I think this is basically the same argument as you have written, maybe a bit cleaner. I don't think you can simplify it further too much without changing the nature of the argument (I like the topological one much more, myself).

Suppose we have a (real or complex, say) linear map $F\colon V\to W$ and $W$ is finite-dimensional, with both $V$ and $W$ being normed.

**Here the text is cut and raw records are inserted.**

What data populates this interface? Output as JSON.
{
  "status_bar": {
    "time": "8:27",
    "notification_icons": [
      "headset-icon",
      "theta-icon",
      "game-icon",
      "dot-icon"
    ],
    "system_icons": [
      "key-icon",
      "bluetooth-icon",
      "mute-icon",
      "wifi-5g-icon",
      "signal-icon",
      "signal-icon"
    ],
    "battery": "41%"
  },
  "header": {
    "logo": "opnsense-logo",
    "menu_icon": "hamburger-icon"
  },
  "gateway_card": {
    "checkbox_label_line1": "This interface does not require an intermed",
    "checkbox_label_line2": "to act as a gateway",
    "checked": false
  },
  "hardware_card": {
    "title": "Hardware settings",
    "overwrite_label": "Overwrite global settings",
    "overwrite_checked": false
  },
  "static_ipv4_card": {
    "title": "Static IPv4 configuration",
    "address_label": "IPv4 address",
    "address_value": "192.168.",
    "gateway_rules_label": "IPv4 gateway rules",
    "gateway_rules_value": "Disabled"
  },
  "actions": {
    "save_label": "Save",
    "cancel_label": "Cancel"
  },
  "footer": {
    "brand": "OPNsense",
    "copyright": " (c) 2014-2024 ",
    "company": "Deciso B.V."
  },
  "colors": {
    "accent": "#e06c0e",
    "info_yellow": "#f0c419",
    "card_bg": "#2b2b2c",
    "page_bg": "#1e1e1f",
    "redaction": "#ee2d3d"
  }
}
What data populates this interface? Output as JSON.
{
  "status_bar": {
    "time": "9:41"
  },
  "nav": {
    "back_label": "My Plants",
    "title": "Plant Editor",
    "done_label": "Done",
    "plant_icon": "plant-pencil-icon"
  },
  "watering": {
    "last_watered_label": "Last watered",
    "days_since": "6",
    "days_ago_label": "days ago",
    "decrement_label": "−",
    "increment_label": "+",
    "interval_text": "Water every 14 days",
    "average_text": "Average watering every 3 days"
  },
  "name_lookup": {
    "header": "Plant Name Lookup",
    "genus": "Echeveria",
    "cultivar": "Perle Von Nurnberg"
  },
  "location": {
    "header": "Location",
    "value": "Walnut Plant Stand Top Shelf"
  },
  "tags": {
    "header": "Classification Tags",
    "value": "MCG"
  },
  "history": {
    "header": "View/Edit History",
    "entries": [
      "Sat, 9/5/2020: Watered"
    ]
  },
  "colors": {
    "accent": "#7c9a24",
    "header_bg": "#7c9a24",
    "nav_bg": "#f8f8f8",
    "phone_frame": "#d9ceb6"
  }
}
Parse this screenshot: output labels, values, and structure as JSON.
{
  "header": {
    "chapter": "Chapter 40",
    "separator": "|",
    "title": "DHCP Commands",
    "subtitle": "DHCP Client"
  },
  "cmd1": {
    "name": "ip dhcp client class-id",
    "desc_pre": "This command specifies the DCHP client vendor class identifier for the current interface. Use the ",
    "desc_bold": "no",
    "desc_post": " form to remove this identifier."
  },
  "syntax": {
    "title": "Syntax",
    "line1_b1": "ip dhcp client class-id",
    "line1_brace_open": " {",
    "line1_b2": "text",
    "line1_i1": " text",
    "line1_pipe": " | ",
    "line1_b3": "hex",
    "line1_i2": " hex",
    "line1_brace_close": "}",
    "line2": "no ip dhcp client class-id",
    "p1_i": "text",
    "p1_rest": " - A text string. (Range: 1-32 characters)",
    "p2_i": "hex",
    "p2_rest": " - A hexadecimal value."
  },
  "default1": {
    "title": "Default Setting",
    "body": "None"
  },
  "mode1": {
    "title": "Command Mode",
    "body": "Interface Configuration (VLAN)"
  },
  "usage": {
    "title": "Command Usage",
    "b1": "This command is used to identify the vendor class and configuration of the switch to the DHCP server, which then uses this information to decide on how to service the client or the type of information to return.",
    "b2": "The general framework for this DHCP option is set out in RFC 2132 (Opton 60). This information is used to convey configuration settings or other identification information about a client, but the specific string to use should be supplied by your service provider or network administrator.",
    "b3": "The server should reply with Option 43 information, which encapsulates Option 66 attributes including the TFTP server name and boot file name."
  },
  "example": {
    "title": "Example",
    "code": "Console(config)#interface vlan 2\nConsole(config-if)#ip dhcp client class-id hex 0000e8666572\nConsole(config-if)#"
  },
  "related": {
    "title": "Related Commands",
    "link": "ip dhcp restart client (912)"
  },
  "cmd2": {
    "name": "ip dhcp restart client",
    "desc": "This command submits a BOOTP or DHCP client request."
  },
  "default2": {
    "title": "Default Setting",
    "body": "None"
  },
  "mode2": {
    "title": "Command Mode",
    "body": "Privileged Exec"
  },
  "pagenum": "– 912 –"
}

Then we can assume without loss of generality that $W$ is an inner product space (since all finite-dimensional normed spaces of fixed dimension are isomorphic) and $F$ is onto.

Now, suppose towards contradiction that $v_n$ is a bounded sequence with $\lvert F(v_n)\rvert\to \infty$.

We may assume (by compactness) without loss of generality that $\frac{F(v_n)}{\lvert F(v_n)\rvert}\to w$ for some $w\in W$. Moreover, we can choose $z_1,z_2,\ldots, z_d\in V$ such that $F(z_j)$ form an orthonormal basis.

Let $z\in V$ be such that $F(z)=w$. Take $v_n'=z-\frac{v_n}{\lvert F(v_n)\rvert}$. Now, $v_n'\to z$ and $F(v_n')\to w-w=0$.

Then let $v_n''=v_n'-\sum_{j=1}^d \langle F(z_j),F(v_n')\rangle z_j$. It is easy to check that $v_n''\in \ker F$ and still $v_n''\to z\notin \ker F$. Thus, $\ker F$ is not closed.